Nevertheless, Allied World has conceded the discrete issue of whether the relief sought by the plaintiffs in the MDL Action constitutes a Loss, is uninsurable as a matter of law, or is otherwise not covered under the Policy depends on the development of facts and the determination of relief in the MDL Action, and may be stayed. Indeed, because relief has not yet been assessed in the MDL Action, it would be premature for this Court to decide whether the relief sought in the underlying action is covered by the Policy.
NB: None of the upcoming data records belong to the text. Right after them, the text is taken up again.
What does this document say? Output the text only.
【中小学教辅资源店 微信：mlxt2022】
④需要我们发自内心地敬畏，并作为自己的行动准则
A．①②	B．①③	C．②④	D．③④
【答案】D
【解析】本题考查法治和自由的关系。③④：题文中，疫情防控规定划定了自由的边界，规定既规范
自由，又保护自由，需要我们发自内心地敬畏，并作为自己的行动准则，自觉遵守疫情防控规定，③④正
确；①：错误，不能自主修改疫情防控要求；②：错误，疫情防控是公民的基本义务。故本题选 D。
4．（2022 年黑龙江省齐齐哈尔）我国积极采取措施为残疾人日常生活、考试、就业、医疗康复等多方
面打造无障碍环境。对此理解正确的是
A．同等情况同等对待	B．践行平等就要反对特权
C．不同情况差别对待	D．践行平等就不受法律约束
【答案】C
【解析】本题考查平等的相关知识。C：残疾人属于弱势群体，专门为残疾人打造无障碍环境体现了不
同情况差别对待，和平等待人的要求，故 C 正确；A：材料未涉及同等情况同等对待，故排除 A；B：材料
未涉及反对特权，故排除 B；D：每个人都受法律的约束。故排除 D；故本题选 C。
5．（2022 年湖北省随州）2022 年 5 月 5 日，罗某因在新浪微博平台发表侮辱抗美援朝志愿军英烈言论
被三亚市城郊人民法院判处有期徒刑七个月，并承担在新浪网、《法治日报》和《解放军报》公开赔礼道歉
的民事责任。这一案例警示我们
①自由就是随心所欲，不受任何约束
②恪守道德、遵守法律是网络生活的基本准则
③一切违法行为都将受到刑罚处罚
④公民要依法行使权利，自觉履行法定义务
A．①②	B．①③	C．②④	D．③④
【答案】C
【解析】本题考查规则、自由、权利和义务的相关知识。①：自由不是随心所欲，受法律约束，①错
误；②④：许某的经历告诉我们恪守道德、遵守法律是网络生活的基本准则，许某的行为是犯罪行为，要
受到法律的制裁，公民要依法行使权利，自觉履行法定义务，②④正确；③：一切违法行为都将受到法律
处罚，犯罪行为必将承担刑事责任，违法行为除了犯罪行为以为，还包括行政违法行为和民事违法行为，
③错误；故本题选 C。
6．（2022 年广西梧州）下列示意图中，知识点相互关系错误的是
See Kelly, 868 F.3d at 287 n.12 ("It is possible that, in certain circumstances, determining the issue of coverage will rely on questions central to the underlying liability proceeding. . . . Even if the proceedings are not parallel . . . such may be the type of situation which nevertheless warrants a court's abstention."). This issue will therefore will be stayed.
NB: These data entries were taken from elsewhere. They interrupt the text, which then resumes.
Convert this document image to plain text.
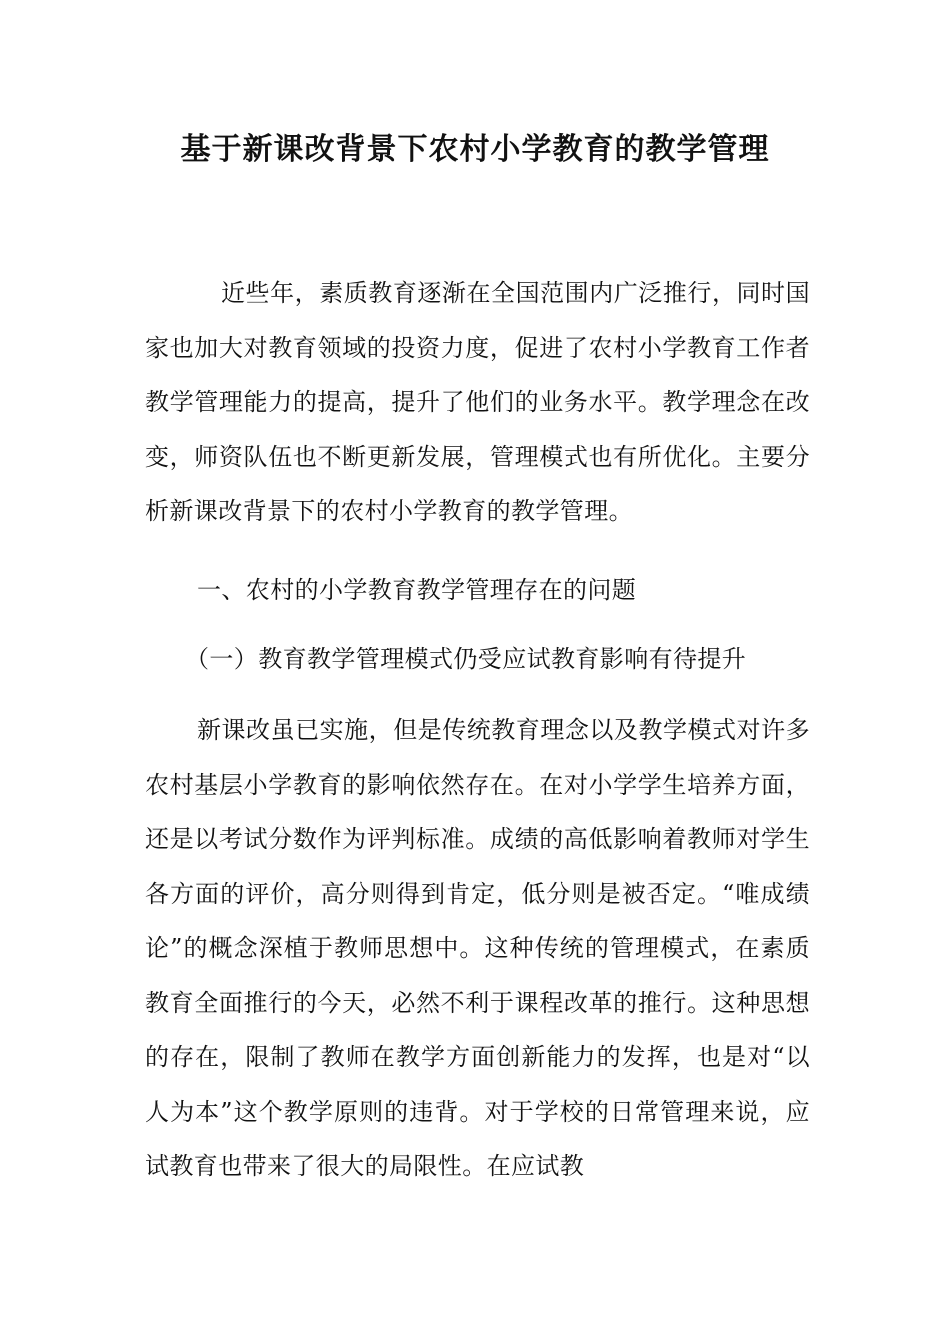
基于新课改背景下农村小学教育的教学管理

近些年，素质教育逐渐在全国范围内广泛推行，同时国家也加大对教育领域的投资力度，促进了农村小学教育工作者教学管理能力的提高，提升了他们的业务水平。教学理念在改变，师资队伍也不断更新发展，管理模式也有所优化。主要分析新课改背景下的农村小学教育的教学管理。

一、农村的小学教育教学管理存在的问题

（一）教育教学管理模式仍受应试教育影响有待提升

新课改虽已实施，但是传统教育理念以及教学模式对许多农村基层小学教育的影响依然存在。在对小学学生培养方面，还是以考试分数作为评判标准。成绩的高低影响着教师对学生各方面的评价，高分则得到肯定，低分则是被否定。“唯成绩论”的概念深植于教师思想中。这种传统的管理模式，在素质教育全面推行的今天，必然不利于课程改革的推行。这种思想的存在，限制了教师在教学方面创新能力的发挥，也是对“以人为本”这个教学原则的违背。对于学校的日常管理来说，应试教育也带来了很大的局限性。在应试教
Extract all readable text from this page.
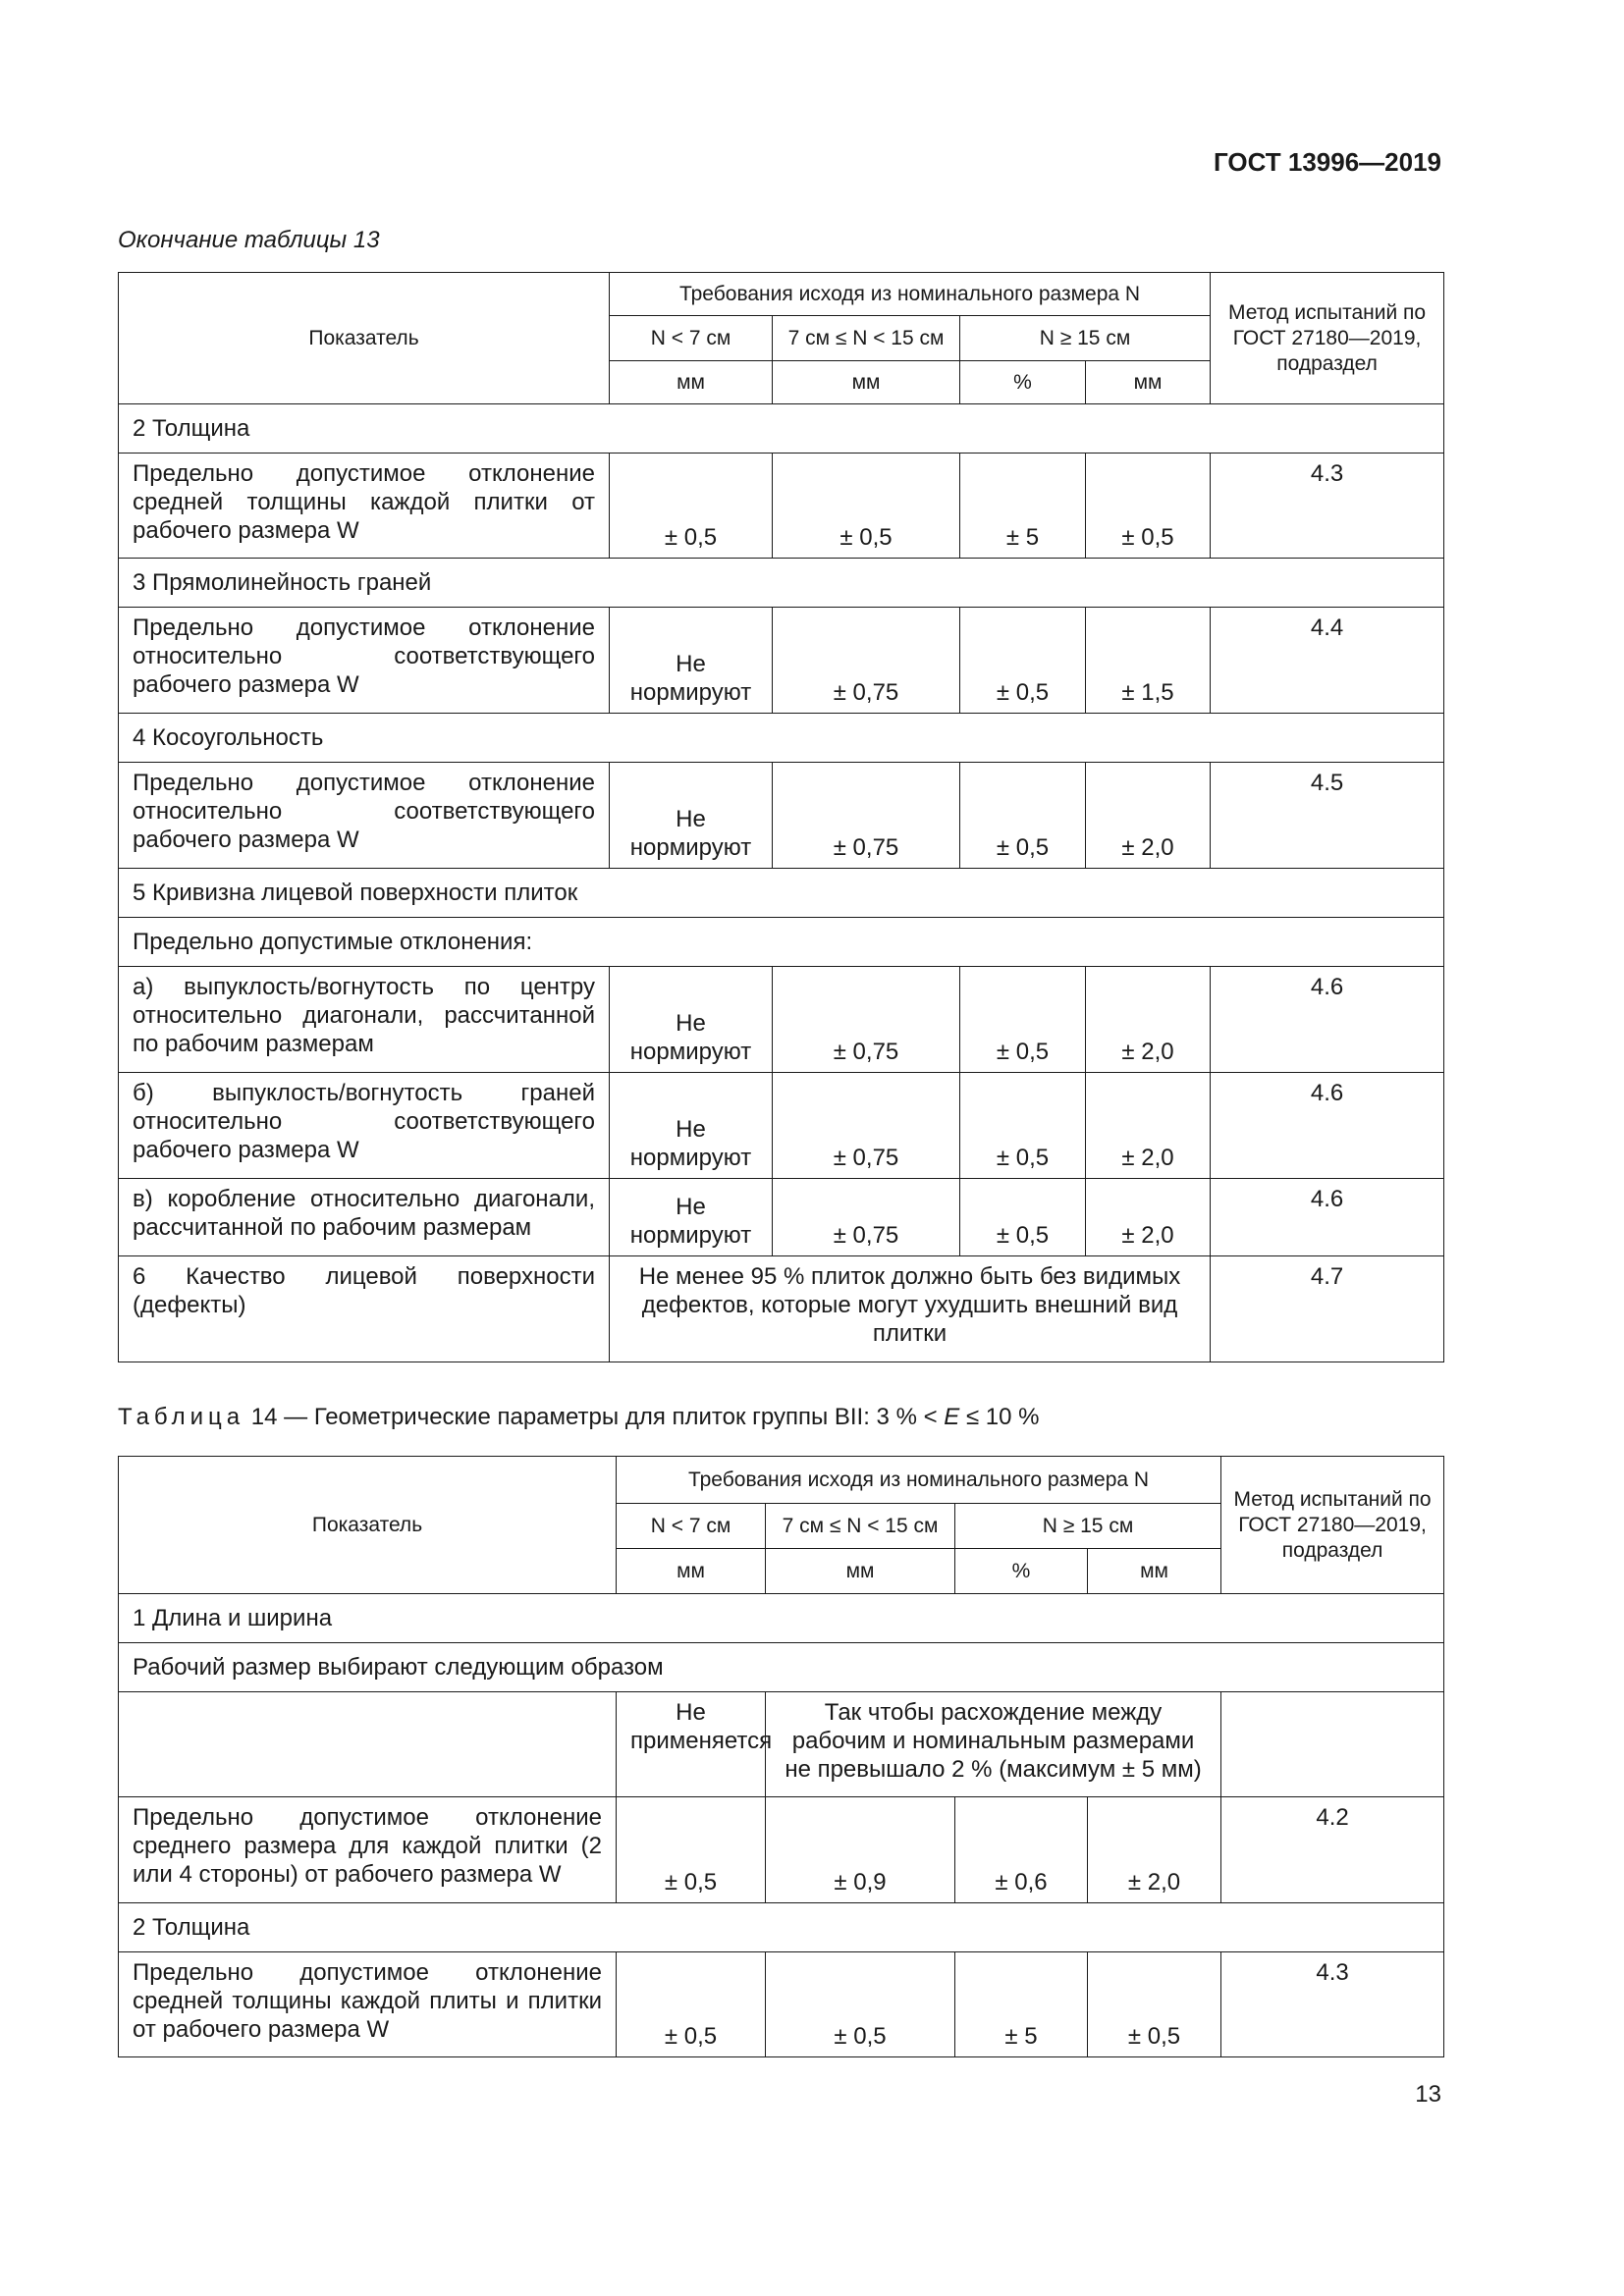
ГОСТ 13996—2019
Окончание таблицы 13
Показатель	Требования исходя из номинального размера N				Метод испытаний по ГОСТ 27180—2019, подраздел
	N < 7 см	7 см ≤ N < 15 см	N ≥ 15 см		
	мм	мм	%	мм	
2 Толщина					
Предельно допустимое отклонение средней толщины каждой плитки от рабочего размера W	± 0,5	± 0,5	± 5	± 0,5	4.3
3 Прямолинейность граней					
Предельно допустимое отклонение относительно соответствующего рабочего размера W	Не нормируют	± 0,75	± 0,5	± 1,5	4.4
4 Косоугольность					
Предельно допустимое отклонение относительно соответствующего рабочего размера W	Не нормируют	± 0,75	± 0,5	± 2,0	4.5
5 Кривизна лицевой поверхности плиток					
Предельно допустимые отклонения:					
а) выпуклость/вогнутость по центру относительно диагонали, рассчитанной по рабочим размерам	Не нормируют	± 0,75	± 0,5	± 2,0	4.6
б) выпуклость/вогнутость граней относительно соответствующего рабочего размера W	Не нормируют	± 0,75	± 0,5	± 2,0	4.6
в) коробление относительно диагонали, рассчитанной по рабочим размерам	Не нормируют	± 0,75	± 0,5	± 2,0	4.6
6 Качество лицевой поверхности (дефекты)	Не менее 95 % плиток должно быть без видимых дефектов, которые могут ухудшить внешний вид плитки				4.7
Таблица 14 — Геометрические параметры для плиток группы BII: 3 % < E ≤ 10 %
Показатель	Требования исходя из номинального размера N				Метод испытаний по ГОСТ 27180—2019, подраздел
	N < 7 см	7 см ≤ N < 15 см	N ≥ 15 см		
	мм	мм	%	мм	
1 Длина и ширина					
Рабочий размер выбирают следующим образом					
	Не применяется	Так чтобы расхождение между рабочим и номинальным размерами не превышало 2 % (максимум ± 5 мм)			
Предельно допустимое отклонение среднего размера для каждой плитки (2 или 4 стороны) от рабочего размера W	± 0,5	± 0,9	± 0,6	± 2,0	4.2
2 Толщина					
Предельно допустимое отклонение средней толщины каждой плиты и плитки от рабочего размера W	± 0,5	± 0,5	± 5	± 0,5	4.3
13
Although a stay is appropriate as to the Loss issue, resolution of the Related Claim and Prior Litigation Exclusions issue may resolve this coverage dispute. If the Court determines those Exclusions bar coverage, the question of whether any relief awarded in the MDL Action constitutes a covered Loss would be moot. On the other hand, if the Court determines the Exclusions do not apply, the remaining issue regarding Loss could be decided upon the assessment of damages against Independence or other resolution of the plaintiffs' claim for relief in the underlying MDL Action. There is therefore no reason not to proceed as to the Exclusion issues at this time.
For the reasons discussed above, Independence's Motion to Dismiss or Stay will be granted insofar as the issue of whether the relief sought by the plaintiffs in the underlying MDL Action is covered under the Policy is stayed for a period of six months. The balance of the Motion is denied, and this case shall proceed as to whether coverage is barred by the Related Claim and/or Prior Litigation Exclusions in the Policy. An appropriate Order follows.
Independence further argues Allied World's prior involvement in the MDL Action— attending court proceedings and mediation sessions and retaining experts—necessarily entangles the two proceedings. See Def.'s Reply 3. But Allied World's initial efforts to comply with its duty to advance expense costs do not bear on the entanglement of issues in the two proceedings.